Demitida antes de sua nomeação como secretária de enfrentamento ao coronavírus sair no Diário Oficial da União, a infectologista Luana Araújo deu uma aula aos senadores na CPI da Covid. O depoimento deixou claro por que Luana, convidada pelo ministro Marcelo Queiroga para o cargo, não passou no crivo do presidente Jair Bolsonaro: trata-se de uma mulher comprometida com a ciência até a medula.
Embora ninguém tenha dito por que caiu, a explicação do ministro Queiroga de que “o sistema é presidencialista” e que seu nome “não passou na Casa Civil” escancara a opção política. Luana caiu pelo mesmo motivo que Nelson Teich só durou um mês do cargo: não aceitou trocar a ciência pelo que chamou de neocurandeirismo.
Questionada repetidas vezes sobre o uso da cloroquina, a infectologista disse que esse debate era “delirante, esdrúxulo, anacrônico e contraproducente”. E produziu a frase que ficará nos anais da CPI como a mais inspirada até aqui:
— É como se estivéssemos discutindo de que borda da terra plana vamos pular.

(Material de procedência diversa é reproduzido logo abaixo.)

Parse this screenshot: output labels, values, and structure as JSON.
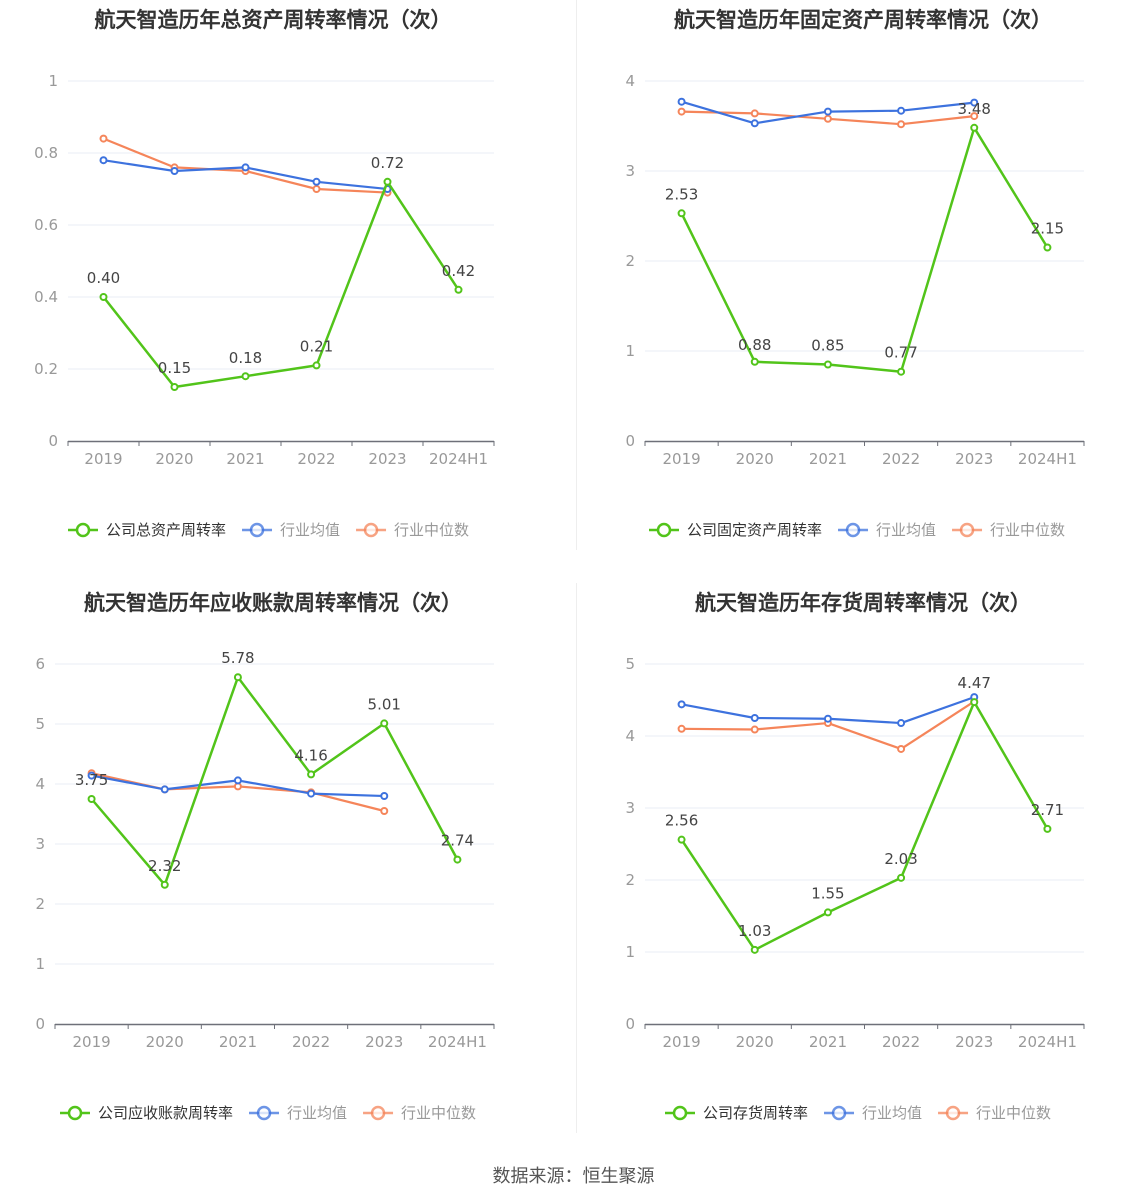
{
  "colors": {
    "company": "#52c41a",
    "avg": "#3d72de",
    "median": "#f5855a",
    "axis": "#999999",
    "grid": "#e8edf5"
  },
  "categories": [
    "2019",
    "2020",
    "2021",
    "2022",
    "2023",
    "2024H1"
  ],
  "source": "数据来源：恒生聚源",
  "chart_data": [
    {
      "type": "line",
      "title": "航天智造历年总资产周转率情况（次）",
      "categories": [
        "2019",
        "2020",
        "2021",
        "2022",
        "2023",
        "2024H1"
      ],
      "ylim": [
        0,
        1
      ],
      "yticks": [
        0,
        0.2,
        0.4,
        0.6,
        0.8,
        1
      ],
      "ytick_labels": [
        "0",
        "0.2",
        "0.4",
        "0.6",
        "0.8",
        "1"
      ],
      "series": [
        {
          "name": "公司总资产周转率",
          "key": "company",
          "values": [
            0.4,
            0.15,
            0.18,
            0.21,
            0.72,
            0.42
          ],
          "labels": [
            "0.40",
            "0.15",
            "0.18",
            "0.21",
            "0.72",
            "0.42"
          ]
        },
        {
          "name": "行业均值",
          "key": "avg",
          "values": [
            0.78,
            0.75,
            0.76,
            0.72,
            0.7,
            null
          ]
        },
        {
          "name": "行业中位数",
          "key": "median",
          "values": [
            0.84,
            0.76,
            0.75,
            0.7,
            0.69,
            null
          ]
        }
      ]
    },
    {
      "type": "line",
      "title": "航天智造历年固定资产周转率情况（次）",
      "categories": [
        "2019",
        "2020",
        "2021",
        "2022",
        "2023",
        "2024H1"
      ],
      "ylim": [
        0,
        4
      ],
      "yticks": [
        0,
        1,
        2,
        3,
        4
      ],
      "ytick_labels": [
        "0",
        "1",
        "2",
        "3",
        "4"
      ],
      "series": [
        {
          "name": "公司固定资产周转率",
          "key": "company",
          "values": [
            2.53,
            0.88,
            0.85,
            0.77,
            3.48,
            2.15
          ],
          "labels": [
            "2.53",
            "0.88",
            "0.85",
            "0.77",
            "3.48",
            "2.15"
          ]
        },
        {
          "name": "行业均值",
          "key": "avg",
          "values": [
            3.77,
            3.53,
            3.66,
            3.67,
            3.76,
            null
          ]
        },
        {
          "name": "行业中位数",
          "key": "median",
          "values": [
            3.66,
            3.64,
            3.58,
            3.52,
            3.61,
            null
          ]
        }
      ]
    },
    {
      "type": "line",
      "title": "航天智造历年应收账款周转率情况（次）",
      "categories": [
        "2019",
        "2020",
        "2021",
        "2022",
        "2023",
        "2024H1"
      ],
      "ylim": [
        0,
        6
      ],
      "yticks": [
        0,
        1,
        2,
        3,
        4,
        5,
        6
      ],
      "ytick_labels": [
        "0",
        "1",
        "2",
        "3",
        "4",
        "5",
        "6"
      ],
      "series": [
        {
          "name": "公司应收账款周转率",
          "key": "company",
          "values": [
            3.75,
            2.32,
            5.78,
            4.16,
            5.01,
            2.74
          ],
          "labels": [
            "3.75",
            "2.32",
            "5.78",
            "4.16",
            "5.01",
            "2.74"
          ]
        },
        {
          "name": "行业均值",
          "key": "avg",
          "values": [
            4.14,
            3.91,
            4.06,
            3.84,
            3.8,
            null
          ]
        },
        {
          "name": "行业中位数",
          "key": "median",
          "values": [
            4.18,
            3.91,
            3.96,
            3.86,
            3.55,
            null
          ]
        }
      ]
    },
    {
      "type": "line",
      "title": "航天智造历年存货周转率情况（次）",
      "categories": [
        "2019",
        "2020",
        "2021",
        "2022",
        "2023",
        "2024H1"
      ],
      "ylim": [
        0,
        5
      ],
      "yticks": [
        0,
        1,
        2,
        3,
        4,
        5
      ],
      "ytick_labels": [
        "0",
        "1",
        "2",
        "3",
        "4",
        "5"
      ],
      "series": [
        {
          "name": "公司存货周转率",
          "key": "company",
          "values": [
            2.56,
            1.03,
            1.55,
            2.03,
            4.47,
            2.71
          ],
          "labels": [
            "2.56",
            "1.03",
            "1.55",
            "2.03",
            "4.47",
            "2.71"
          ]
        },
        {
          "name": "行业均值",
          "key": "avg",
          "values": [
            4.44,
            4.25,
            4.24,
            4.18,
            4.54,
            null
          ]
        },
        {
          "name": "行业中位数",
          "key": "median",
          "values": [
            4.1,
            4.09,
            4.18,
            3.82,
            4.48,
            null
          ]
        }
      ]
    }
  ]
}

Embora tenha defendido Queiroga, a quem definiu como “homem da ciência”, Luana acabou por mostrar que, de certa forma, o ministro é um peixe fora d’água, sem poder para nomear uma secretária do segundo escalão que tem todas as qualificações técnicas para o cargo, mas não passou no crivo político.

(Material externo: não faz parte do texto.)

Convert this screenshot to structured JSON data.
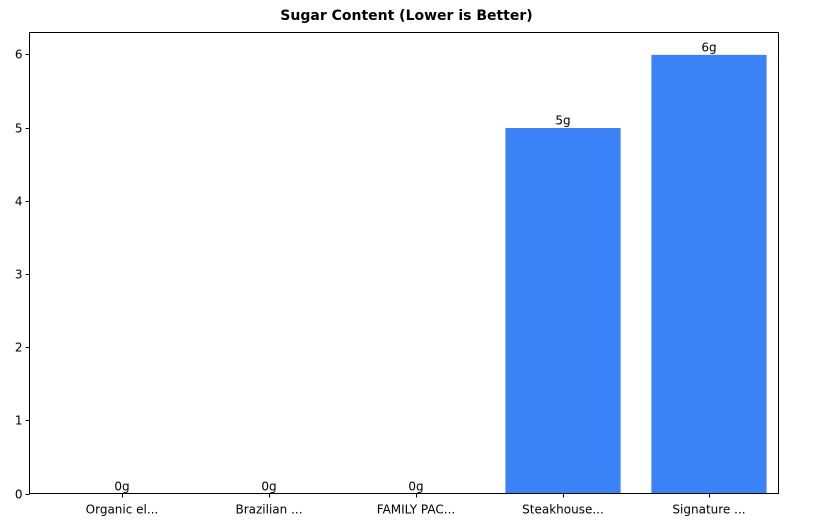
{
  "chart_data": {
    "type": "bar",
    "title": "Sugar Content (Lower is Better)",
    "xlabel": "",
    "ylabel": "",
    "categories": [
      "Organic el...",
      "Brazilian ...",
      "FAMILY PAC...",
      "Steakhouse...",
      "Signature ..."
    ],
    "values": [
      0,
      5e-324,
      0,
      5,
      6
    ],
    "data_labels": [
      "0g",
      "0g",
      "0g",
      "5g",
      "6g"
    ],
    "ylim": [
      0,
      6.3
    ],
    "yticks": [
      0,
      1,
      2,
      3,
      4,
      5,
      6
    ],
    "grid": false,
    "legend": null,
    "bar_color": "#3b82f6"
  }
}
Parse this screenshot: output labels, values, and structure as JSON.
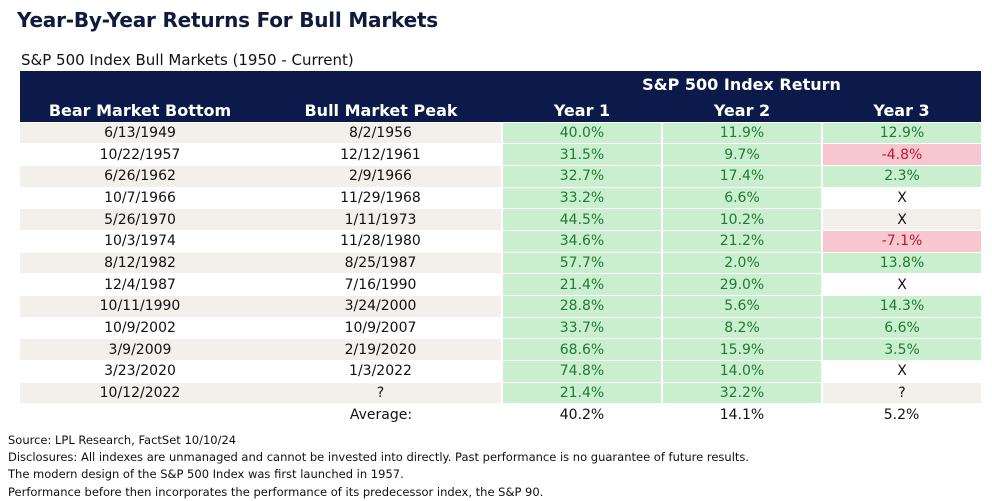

Sem papas na língua e sem a preocupação de outros depoentes que mentiram para não se comprometer, Luana disse o que pensa e que vai na contramão da orientação do Palácio do Planalto, sobretudo em relação ao chamado tratamento precoce com cloroquina, o uso de máscara e o distanciamento social.
A infectologista também deu uma aula sobre autonomia médica, lembrando que essa prerrogativa não inclui o direito de prescrever medicamentos de ineficácia comprovada nem de colocar em risco a vida do paciente.
— Autonomia médica faz parte da nossa prática, mas não é licença para experimentação. A autonomia precisa ser defendida sim, mas com base em alguns pilares. No pilar da plausibilidade teórica do uso daquela medicação, do volume de conhecimento científico acumulado até aquele momento, no pilar da ética e no pilar da responsabilização. Quando junta tudo isso, você tem direito a uma autonomia e precisa fazer o melhor para seu paciente.
Luana também definiu como absurda a imunidade de rebanho na forma defendida por aliados do presidente, como o deputado federal Osmar Terra, de que ela seria atingida ao natural pela contaminação do maior número de pessoas. Disse que a única forma de se atingir a imunidade de rebanho é pela vacinação e não por deixar o vírus circular entre a população.